Digital visual culture has been changing more and more to fit this model. The Internet is no longer a place to store and share data that represents the real world. Instead, it is a different dimension where the representation comes from the representation itself. Pictures that come from pictures; references that come from references. Production no longer relies on human physical experience and instead becomes contingent upon an uncontrollable generative inertia.
In this digital realm, AI does not create in a human manner; it merely hastens the recombination process without intent. When some of the material it is trained and consumed with is also synthetic, the system becomes recursive. It learns from its own results, makes its patterns stronger, and turns the leftover material into raw material.
In this cycle of creation and consumption, memes serve as basic units of thought devoid of contemplation. They are vectors of pure relationship within a latent collective space, where ideas, feelings, and gestures are rearranged without any order or direction. And this is how they make a language that is based on compressed associations, can be used again, and works with a culture that values repetition and quick recognition.
When production becomes automatic, whether by a person or an algorithm, sense is no longer needed. The kernel is still going and still chained”

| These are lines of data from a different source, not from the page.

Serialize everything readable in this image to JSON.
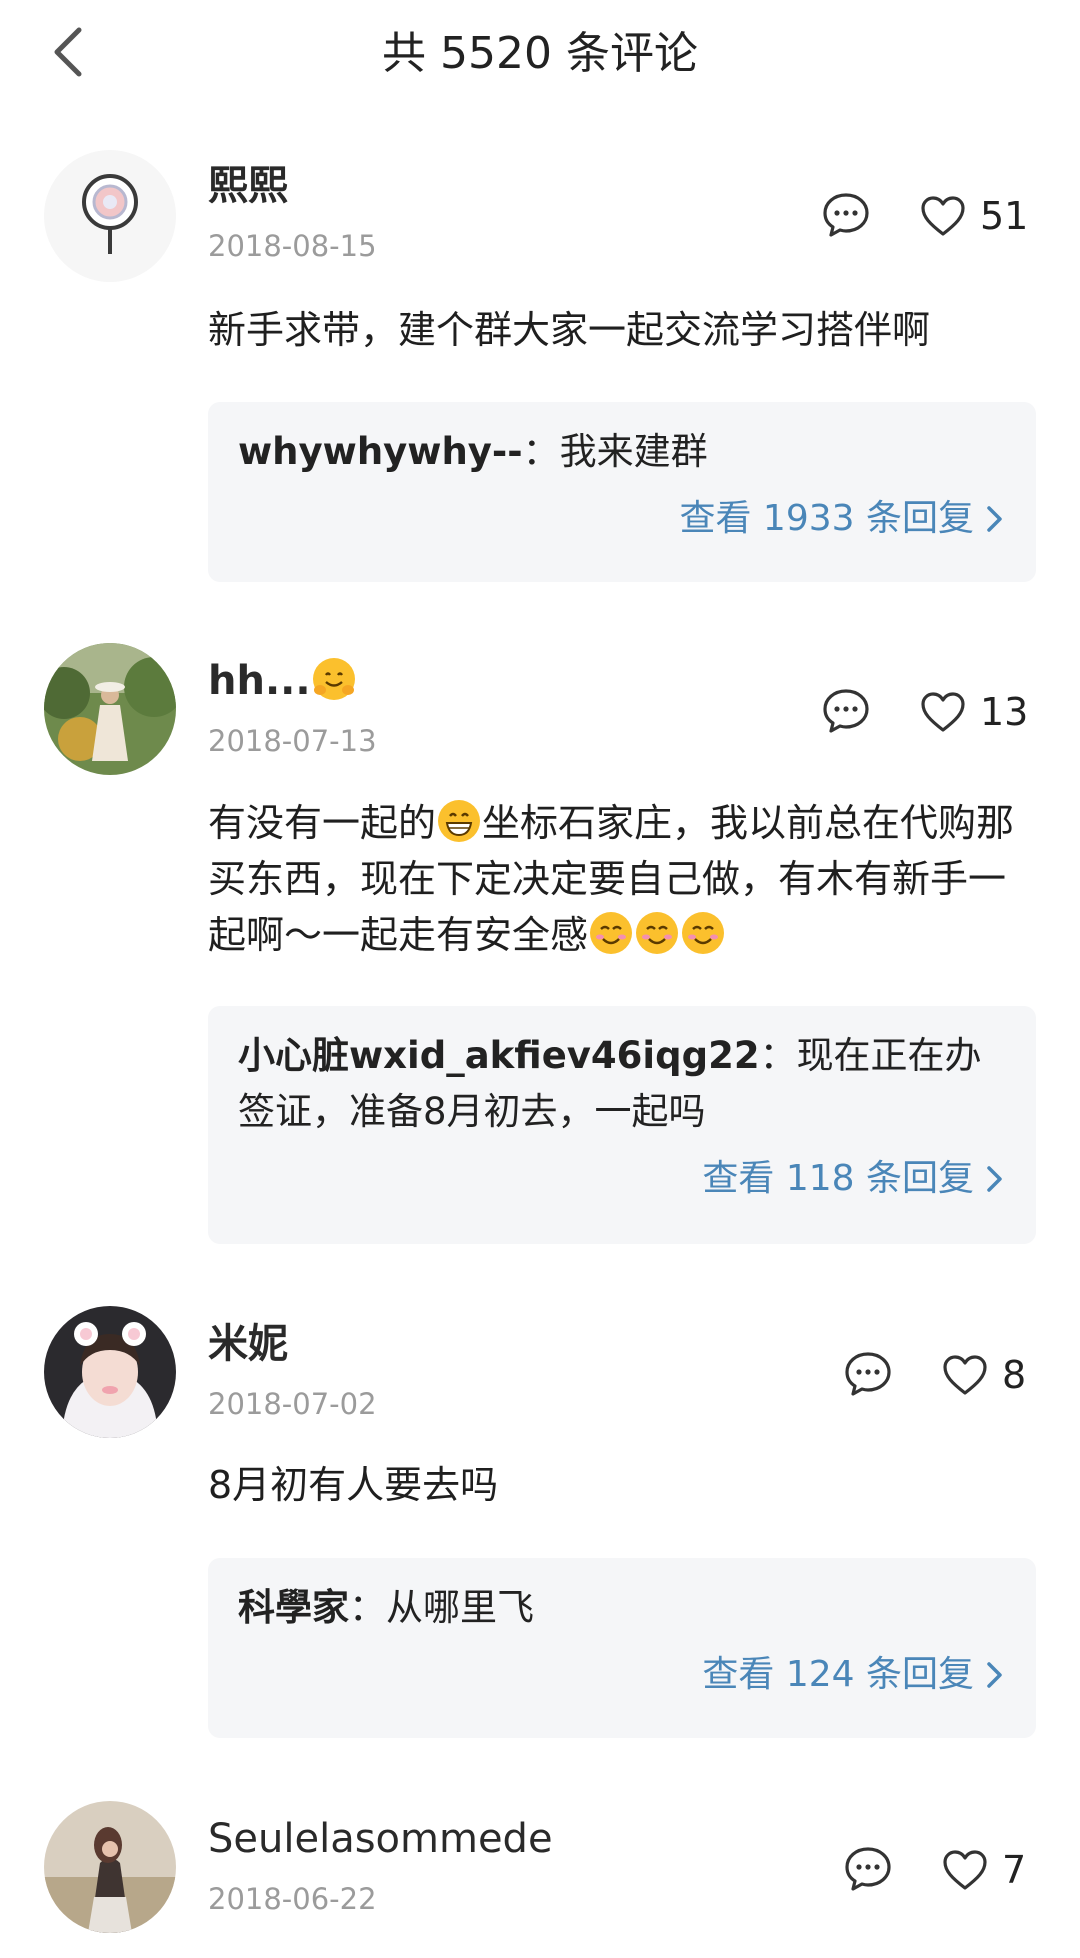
{
  "header": {
    "title": "共 5520 条评论"
  },
  "icons": {
    "back": "chevron-left-icon",
    "reply": "speech-bubble-icon",
    "like": "heart-outline-icon",
    "view_more": "chevron-right-icon",
    "emoji": "smiling-face-emoji"
  },
  "colors": {
    "link": "#4a86b8",
    "reply_bg": "#f5f6f8",
    "date": "#9b9b9b"
  },
  "comments": [
    {
      "username": "熙熙",
      "date": "2018-08-15",
      "likes": "51",
      "text": "新手求带，建个群大家一起交流学习搭伴啊",
      "reply": {
        "user": "whywhywhy--",
        "sep": "：",
        "text": "我来建群",
        "view_more": "查看 1933 条回复"
      }
    },
    {
      "username": "hh...",
      "date": "2018-07-13",
      "likes": "13",
      "text_a": "有没有一起的",
      "text_b": "坐标石家庄，我以前总在代购那买东西，现在下定决定要自己做，有木有新手一起啊～一起走有安全感",
      "reply": {
        "user": "小心脏wxid_akfiev46iqg22",
        "sep": "：",
        "text": "现在正在办签证，准备8月初去，一起吗",
        "view_more": "查看 118 条回复"
      }
    },
    {
      "username": "米妮",
      "date": "2018-07-02",
      "likes": "8",
      "text": "8月初有人要去吗",
      "reply": {
        "user": "科學家",
        "sep": "：",
        "text": "从哪里飞",
        "view_more": "查看 124 条回复"
      }
    },
    {
      "username": "Seulelasommede",
      "date": "2018-06-22",
      "likes": "7"
    }
  ]
}
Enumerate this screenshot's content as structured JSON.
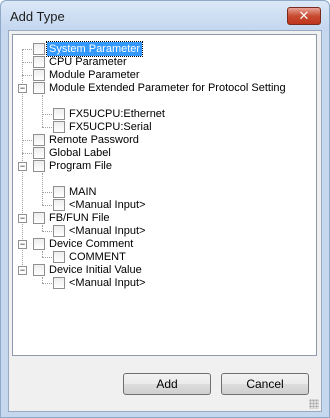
{
  "dialog": {
    "title": "Add Type",
    "close_glyph": "✕"
  },
  "tree": {
    "items": [
      {
        "label": "System Parameter",
        "selected": true
      },
      {
        "label": "CPU Parameter"
      },
      {
        "label": "Module Parameter"
      },
      {
        "label": "Module Extended Parameter for Protocol Setting",
        "expander": "−"
      },
      {
        "label": "FX5UCPU:Ethernet"
      },
      {
        "label": "FX5UCPU:Serial"
      },
      {
        "label": "Remote Password"
      },
      {
        "label": "Global Label"
      },
      {
        "label": "Program File",
        "expander": "−"
      },
      {
        "label": "MAIN"
      },
      {
        "label": "<Manual Input>"
      },
      {
        "label": "FB/FUN File",
        "expander": "−"
      },
      {
        "label": "<Manual Input>"
      },
      {
        "label": "Device Comment",
        "expander": "−"
      },
      {
        "label": "COMMENT"
      },
      {
        "label": "Device Initial Value",
        "expander": "−"
      },
      {
        "label": "<Manual Input>"
      }
    ]
  },
  "buttons": {
    "add": "Add",
    "cancel": "Cancel"
  }
}
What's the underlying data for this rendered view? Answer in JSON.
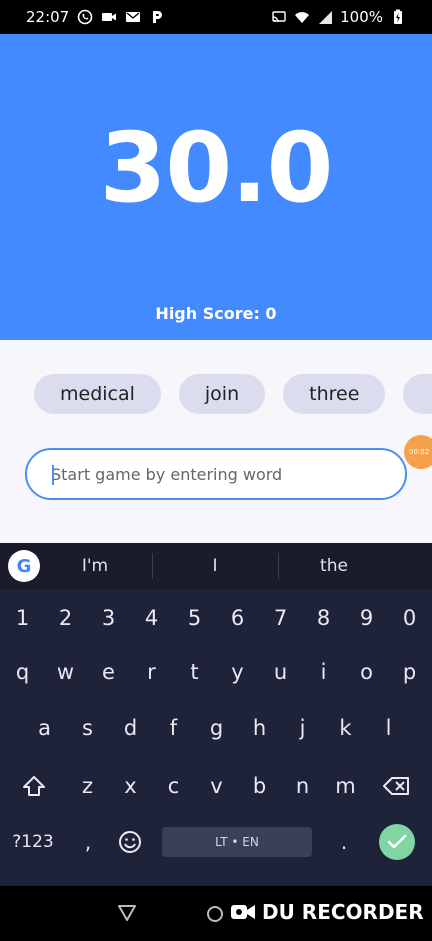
{
  "status_bar": {
    "time": "22:07",
    "battery_text": "100%",
    "left_icons": [
      "whatsapp-icon",
      "video-camera-icon",
      "gmail-icon",
      "p-app-icon"
    ],
    "right_icons": [
      "cast-icon",
      "wifi-icon",
      "signal-icon",
      "battery-charging-icon"
    ]
  },
  "header": {
    "background": "#448aff",
    "timer": "30.0",
    "high_score": "High Score: 0"
  },
  "words": {
    "chips": [
      "medical",
      "join",
      "three"
    ]
  },
  "input": {
    "placeholder": "Start game by entering word",
    "value": ""
  },
  "recorder_bubble": {
    "text": "00:02"
  },
  "keyboard": {
    "suggestions": [
      "I'm",
      "I",
      "the"
    ],
    "number_row": [
      "1",
      "2",
      "3",
      "4",
      "5",
      "6",
      "7",
      "8",
      "9",
      "0"
    ],
    "row1": [
      "q",
      "w",
      "e",
      "r",
      "t",
      "y",
      "u",
      "i",
      "o",
      "p"
    ],
    "row2": [
      "a",
      "s",
      "d",
      "f",
      "g",
      "h",
      "j",
      "k",
      "l"
    ],
    "row3": [
      "z",
      "x",
      "c",
      "v",
      "b",
      "n",
      "m"
    ],
    "symbols_label": "?123",
    "comma": ",",
    "period": ".",
    "space_label": "LT • EN",
    "accent": "#7fd6a2"
  },
  "navbar": {
    "recorder_label": "DU RECORDER"
  }
}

Standing within the ancient Visigoth walls of Riba-roja de Túria, one cannot help but feel that time itself is being woven into new configurations. The dialogue between stone and circuit, memory and algorithm, transforms the castle into a living interface where history listens to the future. Int3raccion3s shows that art today is not about choosing between tradition and technology but about allowing them to coexist—to pulse together in the same space, to question and reimagine what creation means. In that sense, this exhibition is not simply a display but a meditation on how the human impulse to make, to connect, and to wonder continues across centuries and media alike.